Homeless people are the ones who have long term camps beside streams in the summer; they are modern day wanderers who constantly look for a meal, comfort or someone who cares. They are victims of circumstances and bad choices of either their own making or someone else.
As a society, we know what the homeless need. We tell them. We develop plans and implement rules in a carefully choreographed game that never ends. We preach, teach, and struggle to understand why the homeless won’t play by our rules.
The problem is that we really don’t want to play. We set up complicated rules. We ask the homeless for ID, their last addresses, jobs skills and phone numbers. Then, we give them cast off clothing, a hot meal and shower and wonder why no one will hire them when they’re cleaned up. Only a fortunate few break free from homelessness.
Bob and Paula (names changed to protect privacy) are two people who came to our nonprofit agency in search of help. They were referred to us by a local pastor who wasn’t sure what else to do with them.
Cautiously, they told us their story. They said that both of them had held jobs and that they enjoyed working. Their jobs were lost when the factory shut down. Then, a fire broke out in their apartment building. What furniture they owned was damaged by smoke and the sprinkler system, one of their dogs died (presumably from smoke inhalation). After unemployment was exhausted they had no place to go and nothing to stay in town for.
They were told that jobs were more available in the south and created a plan. They would use the last of their severance money to get to the first town where they could find jobs and rebuild their lives.
The problem was that they misjudged the cost of being homeless. If you have a vehicle or belongings, being homeless is more expensive than people think. Another complication was their dog.
Staying in a homeless shelter with a dog is impossible. It is easy for us to say “rehome the dog” but harder to actually do. Paula broke down sobbing at the thought of losing Mutsy. The dog was her comforter and last connection to her former life. Without her, Paula was lost.
For me, if they took the dog to the pound and would separate I could refer them to a shelter. They could sleep in different beds on different floors in different areas of the building. They would have showers and an evening meal. They wouldn’t have each other. They would probably never know what happened to Musty but these are the rules.
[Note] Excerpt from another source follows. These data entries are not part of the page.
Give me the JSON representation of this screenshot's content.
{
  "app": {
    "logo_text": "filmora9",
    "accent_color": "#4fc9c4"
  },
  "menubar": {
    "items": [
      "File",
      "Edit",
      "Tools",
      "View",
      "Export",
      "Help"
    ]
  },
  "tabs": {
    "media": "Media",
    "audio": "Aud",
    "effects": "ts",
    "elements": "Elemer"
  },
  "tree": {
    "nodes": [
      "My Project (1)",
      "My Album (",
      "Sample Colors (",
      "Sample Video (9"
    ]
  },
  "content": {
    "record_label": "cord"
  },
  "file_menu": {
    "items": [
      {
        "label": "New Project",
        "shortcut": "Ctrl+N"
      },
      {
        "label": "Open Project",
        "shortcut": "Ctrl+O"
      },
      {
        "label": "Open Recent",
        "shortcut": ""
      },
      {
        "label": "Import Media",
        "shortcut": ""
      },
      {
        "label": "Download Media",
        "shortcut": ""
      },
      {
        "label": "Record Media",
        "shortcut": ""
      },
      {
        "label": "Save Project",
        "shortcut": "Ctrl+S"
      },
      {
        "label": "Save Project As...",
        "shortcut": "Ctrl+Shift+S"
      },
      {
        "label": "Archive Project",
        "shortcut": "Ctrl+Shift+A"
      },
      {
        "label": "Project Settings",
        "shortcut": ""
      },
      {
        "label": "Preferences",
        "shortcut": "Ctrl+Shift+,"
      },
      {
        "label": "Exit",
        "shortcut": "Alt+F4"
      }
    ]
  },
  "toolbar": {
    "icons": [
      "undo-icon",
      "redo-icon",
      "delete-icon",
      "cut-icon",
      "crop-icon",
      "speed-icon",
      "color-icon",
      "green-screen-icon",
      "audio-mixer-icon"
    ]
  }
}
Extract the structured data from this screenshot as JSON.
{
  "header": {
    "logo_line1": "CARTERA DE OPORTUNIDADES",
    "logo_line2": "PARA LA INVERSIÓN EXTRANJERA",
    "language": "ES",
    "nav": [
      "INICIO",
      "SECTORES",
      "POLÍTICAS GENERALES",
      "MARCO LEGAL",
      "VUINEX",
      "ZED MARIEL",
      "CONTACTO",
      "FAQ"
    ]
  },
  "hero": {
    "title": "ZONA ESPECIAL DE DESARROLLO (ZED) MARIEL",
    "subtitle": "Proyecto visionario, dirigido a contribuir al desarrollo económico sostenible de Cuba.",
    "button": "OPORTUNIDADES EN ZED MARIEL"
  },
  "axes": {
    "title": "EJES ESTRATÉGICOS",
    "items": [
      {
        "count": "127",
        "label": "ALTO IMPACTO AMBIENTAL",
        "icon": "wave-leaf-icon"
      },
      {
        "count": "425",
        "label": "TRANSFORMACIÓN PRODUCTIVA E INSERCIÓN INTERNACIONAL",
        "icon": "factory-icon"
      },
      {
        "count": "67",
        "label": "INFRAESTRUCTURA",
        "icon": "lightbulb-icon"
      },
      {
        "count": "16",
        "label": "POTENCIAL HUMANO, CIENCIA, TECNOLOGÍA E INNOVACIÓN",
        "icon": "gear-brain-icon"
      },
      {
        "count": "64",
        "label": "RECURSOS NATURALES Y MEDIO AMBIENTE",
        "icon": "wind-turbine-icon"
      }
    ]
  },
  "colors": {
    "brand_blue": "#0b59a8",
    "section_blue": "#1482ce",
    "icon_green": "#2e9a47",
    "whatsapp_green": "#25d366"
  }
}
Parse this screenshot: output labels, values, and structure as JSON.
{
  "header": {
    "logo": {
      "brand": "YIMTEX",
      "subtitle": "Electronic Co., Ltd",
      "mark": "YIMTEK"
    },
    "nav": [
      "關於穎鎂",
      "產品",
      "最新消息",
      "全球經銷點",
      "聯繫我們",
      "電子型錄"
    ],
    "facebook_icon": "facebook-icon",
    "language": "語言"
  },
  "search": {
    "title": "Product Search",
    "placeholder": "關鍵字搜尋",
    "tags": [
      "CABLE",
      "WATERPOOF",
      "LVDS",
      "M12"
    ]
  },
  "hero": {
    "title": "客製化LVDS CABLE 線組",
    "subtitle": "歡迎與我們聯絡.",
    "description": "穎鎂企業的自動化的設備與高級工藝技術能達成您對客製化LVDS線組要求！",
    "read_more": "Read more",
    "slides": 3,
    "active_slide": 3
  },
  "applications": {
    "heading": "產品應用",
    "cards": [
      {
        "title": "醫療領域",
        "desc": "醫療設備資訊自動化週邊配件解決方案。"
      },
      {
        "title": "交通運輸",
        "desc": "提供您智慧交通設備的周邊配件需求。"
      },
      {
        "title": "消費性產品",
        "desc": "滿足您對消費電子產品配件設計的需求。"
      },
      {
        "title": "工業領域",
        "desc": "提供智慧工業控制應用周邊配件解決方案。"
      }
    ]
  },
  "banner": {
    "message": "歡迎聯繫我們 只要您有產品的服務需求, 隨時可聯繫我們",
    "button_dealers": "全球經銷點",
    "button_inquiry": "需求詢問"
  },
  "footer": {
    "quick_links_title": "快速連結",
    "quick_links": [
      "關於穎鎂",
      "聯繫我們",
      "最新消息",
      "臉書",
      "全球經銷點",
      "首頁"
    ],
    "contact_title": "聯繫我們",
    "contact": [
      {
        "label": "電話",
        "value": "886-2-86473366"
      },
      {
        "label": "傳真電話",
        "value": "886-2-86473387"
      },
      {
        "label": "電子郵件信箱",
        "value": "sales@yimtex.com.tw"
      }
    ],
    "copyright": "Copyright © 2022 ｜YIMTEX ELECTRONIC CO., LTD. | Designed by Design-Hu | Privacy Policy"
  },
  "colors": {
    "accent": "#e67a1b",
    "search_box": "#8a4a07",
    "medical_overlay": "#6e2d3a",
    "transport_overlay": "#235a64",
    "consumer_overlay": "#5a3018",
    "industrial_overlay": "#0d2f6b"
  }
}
I wasn’t surprised when they asked if they could sleep on my office couch. I was surprised when I said yes. For the next few months they kept the ministry center neat, hauled off trash and worked odd jobs for shower or laundry money.
No income means no health insurance and both Bob and Paula had health needs. They were excited to be accepted for the free health clinic. A week before their appointment Bob got good news. A company found his online application and offered him a job.
Then Paula began to feel woozy. Her arm went numb and she had trouble talking. Bob did what he could for her but that wasn’t much. Paramedics took her to the hospital. Her blood sugar was over 600 and dangerously high. A few days later Paula came back to our couch with a free meter, prescriptions she couldn’t fill and the appointment for the clinic for Thursday.
A check on the meter revealed that Bob’s blood sugar level was almost as high as Paula’s. Both were concerned but Bob had good news. The phone interview went well. His new job was permanent full time restaurant work with health care benefits to kick in 90 days after employment. They would be leaving the following Wednesday to begin their new life. Bob’s position would start early Friday morning. Both were ecstatic.
On Thursday, they were early to the free clinic. They were both eager to see the doctor. Because of tests during Paula’s hospitalization she was given samples of part of her diabetic medication. A test confirmed that Bob’s blood sugar had reached new levels. He was a new patient to the free clinic so testing would have to be done to determine what type of medication he would need. Paula was given a week’s worth of samples. Both of them were to come back the following week on Thursday afternoon.
Bob explained about the job and that they couldn’t come back the following Thursday. He might lose his new job if he didn’t leave on Wednesday. Sorry. They were told. If they wanted health care they would have to come back on Thursday. There was no way to get them in sooner.
For Bob and Paula the choice between health care and job was very real. A job meant stability and 90 days before seeing a doctor. Health care meant that Bob would be more likely to keep the job. It was a tough decision with no easy answers.
In the end, they chose what was right for them. Bob took the job and they relocated. It was many months before they would see a doctor. In the process of waiting, Paula was again hospitalized and nearly died. No one should have to choose between health care or employment.
Despite the high cost, both Bob and Paula feel that they made the right decision. Paula is now working in a retail store where she is now in management. There are long term consequences for having been without healthcare for so long. They still struggle financially and medically but as of this writing they remain homeless no longer.